前述のように、この数年間、「すべての車を開発する」と言っていたのがトヨタだ。現会長の豊田章男は一度もブレることなく、マルチパスウェイという言葉を使って、トヨタの開発計画について説明していた。そして、「トヨタ生産方式に則って車を作る」とも言ってきた。
同方式の原則は「必要なものを必要な時に必要なだけ」届けること。わかりやすく言えば、ユーザーが望む車をユーザーが必要な時に、ユーザーが必要なだけ提供するということだ。BEVがいいのかHVがいいのか、ガソリンエンジン車がいいのかを決めるのはユーザーだとしている。
過去最高益を支えた「時代と状況への対応力」
考えてみればどんな商品であれ、売れるか売れないかを決めるのは会社ではなく消費者だ。豊田章男は当たり前のことを言ってきただけで、BEVの開発に鈍かったわけではない。しかし、メディアの大半は「トヨタはEVについては周回遅れ」と数年間、報じてきた。
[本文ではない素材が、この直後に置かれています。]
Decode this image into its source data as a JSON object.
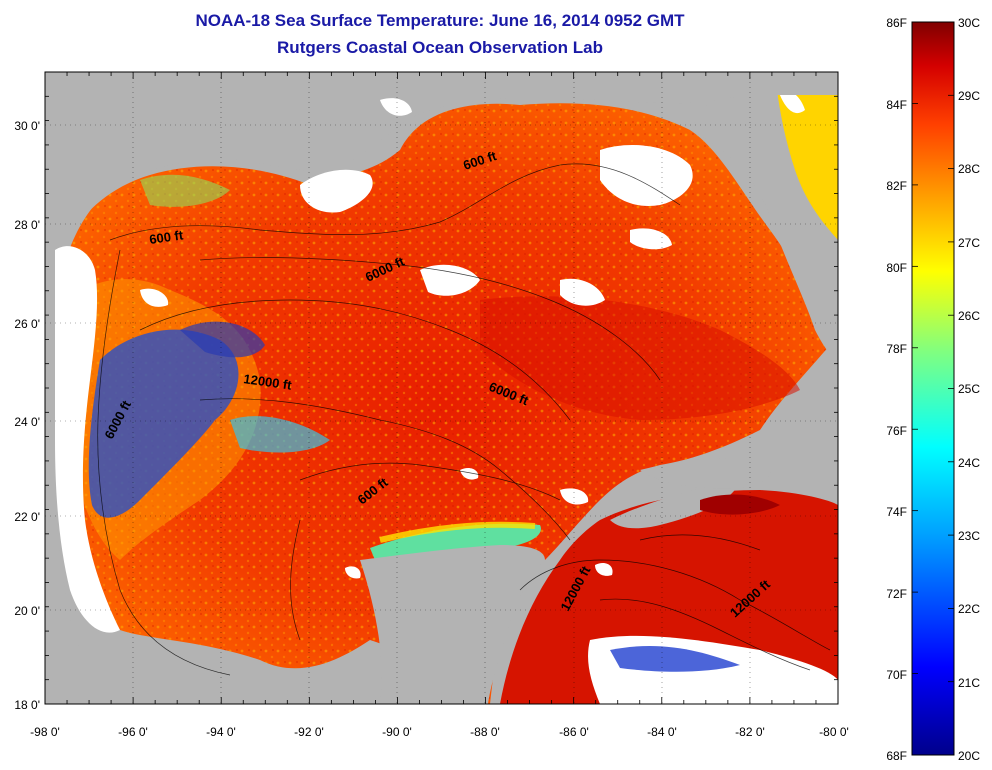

さて、わたしはトヨタが市場の要望に合わせて車を作ってきたことを知っている。生産工場を見学すれば一目瞭然だ。工場の組み立てラインの大勢を占めているのは人気車種だ。ほかは、少数の客の要望に応えた車が少量多種で流れている。そして、今のトヨタ工場のいくつかではベルトコンベアは廃止され、AGV(自動搬送装置)になっている。
トヨタは変わる会社であり、変化に投資する会社だ。ICE車やHV車に固執しているのではなく、ユーザーが望む車を少しでも早く届けることを考えている。そのために生産設備全体をカイゼンして、状況の変化に対応している。
トヨタが利益を上げているのはHV車に固執したからではない。時代と状況への対応力があるからだ。変化への対応力もまたトヨタ生産方式の賜物である。冒頭に挙げた仕入れ先、販売店への人的投資は変化への対応力を強化するための投資だと思える。自社の人間も、グループ会社の人間も、一人も取り残すことなく、大きなサークルとして変化に対応して乗り切っていこうという意気込みだ。